Eine gute Nachricht für alle Radfahrer, Spaziergänger und Jogger: Schon bald wird die Umrundung des Hengsteysees wieder möglich sein. Nach den Voruntersuchungen durch ein Ingenieurbüro wurde jetzt das Ausschreibungsverfahren für eine provisorische Holzbrücke abgeschlossen.

Den Bauauftrag erhielt das Herdecker Unternehmen Schützek. „Wir freuen uns, dass eine Herdecker Firma den Zuschlag erhalten hat. Die Boden- und Standsicherheitsuntersuchungen der verbliebenen Mauer sowie die Planung der provisorischen Holzkonstruktion und die Ausschreibung haben uns sehr viel Zeit gekostet.
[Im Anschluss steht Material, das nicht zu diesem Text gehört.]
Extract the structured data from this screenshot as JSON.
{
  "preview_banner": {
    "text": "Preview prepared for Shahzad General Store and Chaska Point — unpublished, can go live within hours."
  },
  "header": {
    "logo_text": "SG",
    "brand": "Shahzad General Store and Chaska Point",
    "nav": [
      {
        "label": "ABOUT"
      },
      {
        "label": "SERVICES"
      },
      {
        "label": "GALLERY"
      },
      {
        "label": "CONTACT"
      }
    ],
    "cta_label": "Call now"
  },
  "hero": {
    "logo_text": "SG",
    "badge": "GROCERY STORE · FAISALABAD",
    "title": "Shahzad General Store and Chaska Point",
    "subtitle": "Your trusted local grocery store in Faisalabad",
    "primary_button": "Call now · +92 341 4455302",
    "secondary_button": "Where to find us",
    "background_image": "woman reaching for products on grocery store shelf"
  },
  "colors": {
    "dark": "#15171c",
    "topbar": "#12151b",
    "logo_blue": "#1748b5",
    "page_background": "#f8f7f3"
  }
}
Umso erfreulicher ist es, dass wir jetzt endlich starten können“, so Bürgermeisterin Dr. Katja Strauss-Köster.

Zur Erinnerung: Nachdem sich Anfang Oktober Teile der Uferbefestigung am Seeschlösschen durch einen Hangrutsch gelöst hatten, musste der Fuß- und Radweg vor dem Seeschlösschen gesperrt werden. Die Stadt Herdecke, die für die Verkehrssicherheit auf dem gewidmeten Weg am Ufer zuständig ist, wird nun eine 15 Meter lange Behelfsbrücke aus Nadelholz auf die vorhandene Asphaltdecke setzen lassen. Bei der 1,10 Meter breiten Behelfsbrücke handelt es sich um eine Spezialanfertigung mit zwei Hauptlastträgern (Leimbinder aus Brettschichtholz). „Die gesamte Holzkonstruktion direkt über dem Loch selbst ist vergleichsweise leicht und dürfte recht zügig zu montieren sein. Diese bedarf aber einer enormen Stabilität, damit sich dort nichts durchbiegt. Wir hoffen, dass wir den Weg bis Mitte Juni freigeben können“, erklärt Andreas Schliepkorte, Leiter der Technischen Betriebe. Zudem werden Stabgitterzäune als Geländer entlang der Brücke errichtet. Auf der schmalen Brücke müssen die Radfahrer zukünftig absteigen und schieben, es kann zu keinem Begegnungsverkehr kommen. „Wir möchten an dieser Stelle noch einmal an die Vernunft der Nutzer appellieren. Auf der Brücke ist gegenseitige Rücksichtnahme und das Gewähren von Vorrang sehr wichtig“, so Schliepkorte.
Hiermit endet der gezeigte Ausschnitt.